I am now typing from Brussels airport waiting for my flight back to Italy. Tomorrow I will head to Stelvio, a mountain in Italy at over 2000m of altitude for a 2 week training camp. At this time of year I would much rather be racing events such as Trophee d’Or and Plouay World Cup and then a little later the Tour of Ardeche in France. I have a good record in these races, winning a stage and finishing fourth in d’Or and winning Ardeche last year.
My team has not selected me for any races this month and chosen to compete in the Profile Holland Ladies tour rather than Ardeche. It’s a pity to miss races I have won in the past.
I come to Europe to race my bike and so not being able to race for such a long period is not a great situation. If I’m not racing I might as well be back at home with Dave… though, on second thoughts it is still winter in Canberra!

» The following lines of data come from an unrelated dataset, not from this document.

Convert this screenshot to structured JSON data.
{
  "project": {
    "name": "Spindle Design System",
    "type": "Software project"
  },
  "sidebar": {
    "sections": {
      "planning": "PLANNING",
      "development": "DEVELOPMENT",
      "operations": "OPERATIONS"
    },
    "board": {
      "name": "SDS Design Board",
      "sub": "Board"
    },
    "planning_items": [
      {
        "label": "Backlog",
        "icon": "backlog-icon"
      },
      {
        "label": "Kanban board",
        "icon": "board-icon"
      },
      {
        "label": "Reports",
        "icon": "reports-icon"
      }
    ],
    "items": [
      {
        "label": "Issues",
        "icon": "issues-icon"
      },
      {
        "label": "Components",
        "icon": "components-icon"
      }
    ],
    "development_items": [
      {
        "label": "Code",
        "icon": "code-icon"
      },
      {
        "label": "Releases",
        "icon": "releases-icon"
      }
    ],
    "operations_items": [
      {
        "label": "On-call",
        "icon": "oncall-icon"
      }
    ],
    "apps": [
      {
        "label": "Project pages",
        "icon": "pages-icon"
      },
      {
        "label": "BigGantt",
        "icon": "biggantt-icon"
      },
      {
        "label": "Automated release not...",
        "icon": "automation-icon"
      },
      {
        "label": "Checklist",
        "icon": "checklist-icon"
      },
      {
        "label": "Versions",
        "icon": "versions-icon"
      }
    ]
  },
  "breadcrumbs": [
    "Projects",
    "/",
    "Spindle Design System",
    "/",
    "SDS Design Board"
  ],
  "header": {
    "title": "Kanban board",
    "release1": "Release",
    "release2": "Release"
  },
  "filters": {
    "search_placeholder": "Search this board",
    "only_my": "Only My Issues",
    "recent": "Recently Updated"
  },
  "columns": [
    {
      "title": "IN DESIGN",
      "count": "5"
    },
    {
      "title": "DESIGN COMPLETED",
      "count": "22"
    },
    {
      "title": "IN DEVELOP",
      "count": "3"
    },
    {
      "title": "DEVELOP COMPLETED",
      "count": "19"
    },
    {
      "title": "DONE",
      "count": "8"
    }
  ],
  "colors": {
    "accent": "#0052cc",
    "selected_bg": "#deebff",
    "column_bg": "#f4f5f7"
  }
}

I travelled to Belgium in search of some racing (as I said you can enter these races without your team) and would have stayed here a little longer, competing in similar races, except the opportunity came up to join the Australian national team at a high altitude camp. Whilst I have lived for about 6 weeks at high altitude before I haven’t specifically trained up there. I decided to trial this experience for the first time and am keen to do some training with a group of Aussies.
I don’t expect internet access to be too reliable up there on the top of the world so my email and skype contact could be a little scarce. I will be back at sea level on the 1st of September, hopefully enjoying the positive physiological effects of “breathing through a straw” for 2 weeks!